L'Europe a une vision. Pas toujours les outils.
L'Union Européenne a produit le RGPD — le règlement le plus ambitieux au monde sur la protection des données personnelles. Elle a imposé des amendes record à Google, Meta, Amazon. Elle a défini des standards que le reste du monde commence à copier.
Mais pendant ce temps, les Européens continuent d'utiliser massivement des outils américains pour communiquer. WhatsApp — Meta, États-Unis. Instagram — Meta, États-Unis. TikTok — ByteDance, Chine. Telegram — fondé par un Russe, basé aux Émirats.
L'Europe régule. Elle ne produit pas encore assez.

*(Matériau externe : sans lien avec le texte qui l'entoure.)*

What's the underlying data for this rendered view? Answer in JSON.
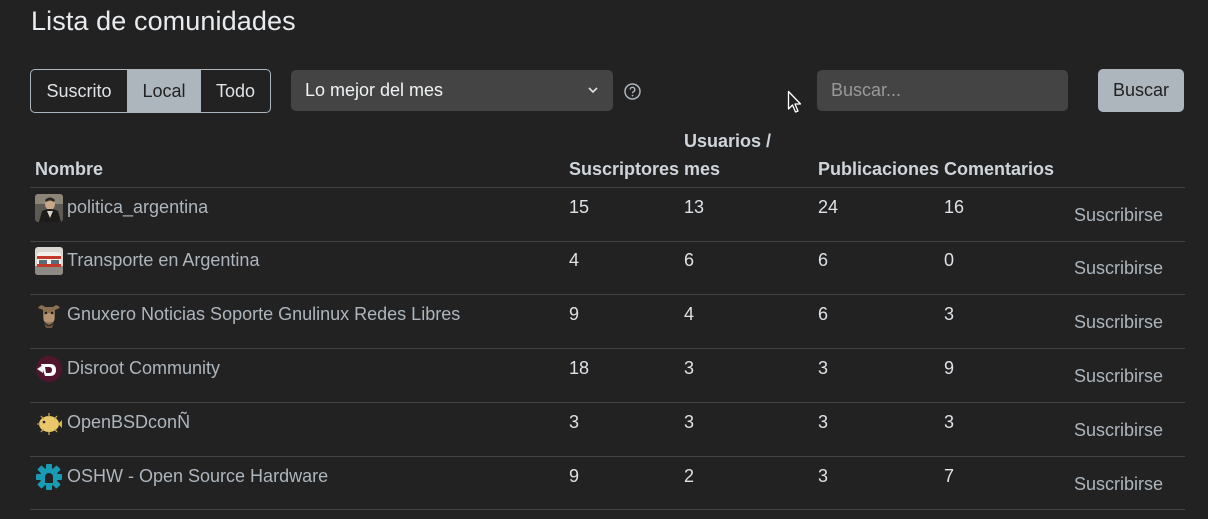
{
  "page": {
    "title": "Lista de comunidades"
  },
  "filter": {
    "options": [
      "Suscrito",
      "Local",
      "Todo"
    ],
    "selected": "Local"
  },
  "sort": {
    "value": "Lo mejor del mes"
  },
  "search": {
    "placeholder": "Buscar...",
    "button_label": "Buscar"
  },
  "table": {
    "headers": {
      "name": "Nombre",
      "subscribers": "Suscriptores",
      "users_month_line1": "Usuarios /",
      "users_month_line2": "mes",
      "posts": "Publicaciones",
      "comments": "Comentarios"
    },
    "rows": [
      {
        "name": "politica_argentina",
        "subscribers": "15",
        "users_month": "13",
        "posts": "24",
        "comments": "16",
        "action": "Suscribirse",
        "avatar": "portrait-avatar-icon"
      },
      {
        "name": "Transporte en Argentina",
        "subscribers": "4",
        "users_month": "6",
        "posts": "6",
        "comments": "0",
        "action": "Suscribirse",
        "avatar": "train-avatar-icon"
      },
      {
        "name": "Gnuxero Noticias Soporte Gnulinux Redes Libres",
        "subscribers": "9",
        "users_month": "4",
        "posts": "6",
        "comments": "3",
        "action": "Suscribirse",
        "avatar": "gnu-avatar-icon"
      },
      {
        "name": "Disroot Community",
        "subscribers": "18",
        "users_month": "3",
        "posts": "3",
        "comments": "9",
        "action": "Suscribirse",
        "avatar": "disroot-avatar-icon"
      },
      {
        "name": "OpenBSDconÑ",
        "subscribers": "3",
        "users_month": "3",
        "posts": "3",
        "comments": "3",
        "action": "Suscribirse",
        "avatar": "pufferfish-avatar-icon"
      },
      {
        "name": "OSHW - Open Source Hardware",
        "subscribers": "9",
        "users_month": "2",
        "posts": "3",
        "comments": "7",
        "action": "Suscribirse",
        "avatar": "gear-avatar-icon"
      }
    ]
  },
  "colors": {
    "background": "#222222",
    "control_bg": "#444444",
    "accent": "#adb5bd",
    "oshw_teal": "#1a9bb5"
  }
}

Ce que signifie "souveraineté numérique"
La souveraineté numérique, c'est le droit des citoyens et des États à contrôler leurs propres données, leurs propres infrastructures, leurs propres outils de communication — sans dépendre de puissances étrangères. Ce n'est pas du nationalisme technologique. C'est de la cohérence.
Le gouvernement américain peut accéder aux données stockées par des entreprises américaines, où qu'elles soient dans le monde. Sans que tu le saches. Sans que tu l'aies autorisé.
Tes données t'appartiennent. Leur collecte est encadrée, leur utilisation limitée, leur transfert hors Europe contrôlé. C'est le standard le plus exigeant au monde pour les citoyens.
Ce n'est pas la même chose. Et le choix de la plateforme que tu utilises pour communiquer, c'est aussi le choix de la juridiction à laquelle tu confies ta vie privée.
HI : construit en Europe, pour les Européens
HI est une entreprise portugaise — S2ND Lda, basée à Oeiras. Développée entièrement en Europe. Déployée sur des infrastructures européennes. Soumise au droit portugais et au droit européen.
Ce choix n'est pas un accident. C'est une conviction.
"Toute personne a droit à la protection des données à caractère personnel la concernant."
— Charte des droits fondamentaux de l'Union Européenne, Article 8La vie privée numérique est un droit fondamental européen — au même titre que la liberté d'expression ou la présomption d'innocence. HI a été conçu pour honorer ce droit — architecturalement, pas contractuellement.
La fierté de faire autrement
Il y a une façon américaine de construire des réseaux sociaux : gratuit, massif, publicitaire, extractif. Croissance à tout prix. Monétisation des données. Optimisation de l'engagement.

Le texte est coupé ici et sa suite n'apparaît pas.